Browse reviews

Brighton Festival 2014

Viv Albertine in Conversation with Simon Price

Viv Albertine

Genre: Chat Show

Venue: The Old Market


Low Down

As guitarist with The Slits, Viv Albertine is one of a handful of original female punks who changed music forever. This fascinating talk revealed the story of a music and era hitherto dominated by male voices, which is recast through the eyes of one of the most glamorous, uncompromising and iconic figures of the time.


Viv Albertine was interviewed by Simon Price, long-respected music journalist on Melody Maker and the Independent on Sunday, about her forthcoming memoir, Clothes, Clothes, Clothes. Music, Music, Music. Boys, Boys, Boys. Albertine wore a long sleeve black T-shirt, black skinny jeans, black leather boots, and an impressive long, red two-tone coat. Her sole concessions to her former punk days being a wide leather belt and a pair of black leather boots with a solid metallic zip wrapping around them. Price, on the other hand, with his pinstripe suit, brothel creepers and trademark red ‘devil horn mohican’ hair and make-up, looked surprisingly more ‘punk’ than Albertine.

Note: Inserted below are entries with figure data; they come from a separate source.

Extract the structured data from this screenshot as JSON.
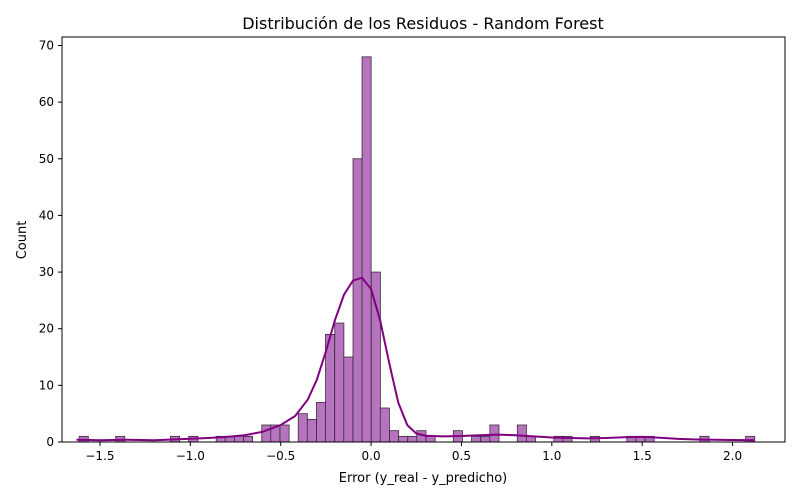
{
  "chart_data": {
    "type": "bar",
    "title": "Distribución de los Residuos - Random Forest",
    "xlabel": "Error (y_real - y_predicho)",
    "ylabel": "Count",
    "xlim": [
      -1.71,
      2.29
    ],
    "ylim": [
      0,
      71.5
    ],
    "xticks": [
      -1.5,
      -1.0,
      -0.5,
      0.0,
      0.5,
      1.0,
      1.5,
      2.0
    ],
    "xtick_labels": [
      "−1.5",
      "−1.0",
      "−0.5",
      "0.0",
      "0.5",
      "1.0",
      "1.5",
      "2.0"
    ],
    "yticks": [
      0,
      10,
      20,
      30,
      40,
      50,
      60,
      70
    ],
    "ytick_labels": [
      "0",
      "10",
      "20",
      "30",
      "40",
      "50",
      "60",
      "70"
    ],
    "grid": false,
    "bin_width": 0.0505,
    "bins": [
      {
        "x0": -1.615,
        "count": 1
      },
      {
        "x0": -1.413,
        "count": 1
      },
      {
        "x0": -1.11,
        "count": 1
      },
      {
        "x0": -1.009,
        "count": 1
      },
      {
        "x0": -0.857,
        "count": 1
      },
      {
        "x0": -0.807,
        "count": 1
      },
      {
        "x0": -0.756,
        "count": 1
      },
      {
        "x0": -0.706,
        "count": 1
      },
      {
        "x0": -0.605,
        "count": 3
      },
      {
        "x0": -0.555,
        "count": 3
      },
      {
        "x0": -0.504,
        "count": 3
      },
      {
        "x0": -0.403,
        "count": 5
      },
      {
        "x0": -0.353,
        "count": 4
      },
      {
        "x0": -0.302,
        "count": 7
      },
      {
        "x0": -0.252,
        "count": 19
      },
      {
        "x0": -0.201,
        "count": 21
      },
      {
        "x0": -0.151,
        "count": 15
      },
      {
        "x0": -0.1,
        "count": 50
      },
      {
        "x0": -0.05,
        "count": 68
      },
      {
        "x0": 0.001,
        "count": 30
      },
      {
        "x0": 0.051,
        "count": 6
      },
      {
        "x0": 0.102,
        "count": 2
      },
      {
        "x0": 0.152,
        "count": 1
      },
      {
        "x0": 0.203,
        "count": 1
      },
      {
        "x0": 0.253,
        "count": 2
      },
      {
        "x0": 0.304,
        "count": 1
      },
      {
        "x0": 0.455,
        "count": 2
      },
      {
        "x0": 0.556,
        "count": 1
      },
      {
        "x0": 0.607,
        "count": 1
      },
      {
        "x0": 0.657,
        "count": 3
      },
      {
        "x0": 0.809,
        "count": 3
      },
      {
        "x0": 0.859,
        "count": 1
      },
      {
        "x0": 1.011,
        "count": 1
      },
      {
        "x0": 1.061,
        "count": 1
      },
      {
        "x0": 1.213,
        "count": 1
      },
      {
        "x0": 1.415,
        "count": 1
      },
      {
        "x0": 1.465,
        "count": 1
      },
      {
        "x0": 1.516,
        "count": 1
      },
      {
        "x0": 1.819,
        "count": 1
      },
      {
        "x0": 2.072,
        "count": 1
      }
    ],
    "kde": [
      [
        -1.63,
        0.4
      ],
      [
        -1.5,
        0.3
      ],
      [
        -1.35,
        0.4
      ],
      [
        -1.2,
        0.3
      ],
      [
        -1.05,
        0.5
      ],
      [
        -0.9,
        0.7
      ],
      [
        -0.8,
        0.9
      ],
      [
        -0.7,
        1.2
      ],
      [
        -0.6,
        1.8
      ],
      [
        -0.5,
        3.0
      ],
      [
        -0.42,
        4.6
      ],
      [
        -0.35,
        7.5
      ],
      [
        -0.3,
        11.0
      ],
      [
        -0.25,
        16.0
      ],
      [
        -0.2,
        21.5
      ],
      [
        -0.15,
        26.0
      ],
      [
        -0.1,
        28.5
      ],
      [
        -0.05,
        29.0
      ],
      [
        0.0,
        27.0
      ],
      [
        0.05,
        21.5
      ],
      [
        0.1,
        14.0
      ],
      [
        0.15,
        7.0
      ],
      [
        0.2,
        3.0
      ],
      [
        0.25,
        1.5
      ],
      [
        0.3,
        1.1
      ],
      [
        0.4,
        1.0
      ],
      [
        0.5,
        1.05
      ],
      [
        0.6,
        1.2
      ],
      [
        0.7,
        1.3
      ],
      [
        0.8,
        1.2
      ],
      [
        0.9,
        1.0
      ],
      [
        1.0,
        0.8
      ],
      [
        1.1,
        0.7
      ],
      [
        1.2,
        0.65
      ],
      [
        1.3,
        0.7
      ],
      [
        1.4,
        0.85
      ],
      [
        1.5,
        0.9
      ],
      [
        1.6,
        0.75
      ],
      [
        1.7,
        0.55
      ],
      [
        1.8,
        0.45
      ],
      [
        1.9,
        0.4
      ],
      [
        2.0,
        0.35
      ],
      [
        2.12,
        0.3
      ]
    ],
    "colors": {
      "bar_fill": "#b574bd",
      "bar_edge": "#3a2a3c",
      "kde_line": "#800080",
      "axis": "#000000"
    }
  }
}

Price introduced her as a ‘legend’, which she immediately countered, stating she was more of a ‘leg-end – the female version of a bell-end’, and setting the tone for the rest of the event.

Witty, self-effacing and unflinchingly honest, she found her voice writing her memoir in the present tense – with the mind and knowledge she had then, rather than a more mature or judgemental overview of the present. Like a vinyl album the book is split into two halves. ‘Side 1’ covering the punk days, and ‘Side 2,’ the post-Slits years.

Albertine left art school to join The Slits and talked a lot about the period of 1976/77 when she co-founded the band, Flowers of Romance, with Sid Vicious. Albertine revealed that The Slits waited for two years to make their first album, Cut, as they wanted it to be right, and that she thinks it still stands up today as authentic music of its time. However, she believes their second album, Return of the Giant Slits, is more accomplished.

She talked about how it was to be a punk girl in those times, wearing a combination of fetish gear and DM’s with dirty hair, and how that confused and angered men – challenging the sexual politics of the time – but that it was hard work, inviting confrontation (often violently) on a daily basis.

Albertine then discussed Seventies’ feminism and how the pill enabled women to have sex much more freely, but that it took another 10-15 years before women began to question whether they actually wanted to. She talked about how feminism filled women with fury at the way they were treated, and how this fuelled the energy behind The Slits.

She then discussed ‘Side 2’ of her book, focussing on her life post-Slits, talking about society and motherhood, and how she still adheres to the punk ethic, which was about using your vision and seeing where it led, rather than the goal-orientated society we now live in.

Following the Slits’ breakup, Albertine initially became an aerobics teacher when it was a new and empowering way for women to use their bodies, then subsequently had a successful career in TV and film.

She peppered the talk with readings from her book, often with hard-hitting and disturbing anecdotes from her life such as taking heroin with Johnny Thunders (New York Dolls), having messy sex, and disturbing fantasies and dreams. This frankness was both refreshing and awkward for the audience, and proved that Albertine still has more power as a creative force than many of today’s performers. The rage and fury are still very present, just under the surface of a middle-England mum.

The audience, perhaps unsurprising, were all of a certain age, who like Albertine herself, appeared to have settled into a comfortable middle-aged middle class, far from their angry youth. But that’s not to say that Albertine has become complacent, and her willingness to pursue her art has seen her burn down a marriage of 18 years in order for her to keep seeking her truth.

Albertine’s hope for the book is that is stands as a testament to survival, her own ‘blundering through life’ and hopefully as a role-model for 15-year-old girls who have to discover life’s hard knocks.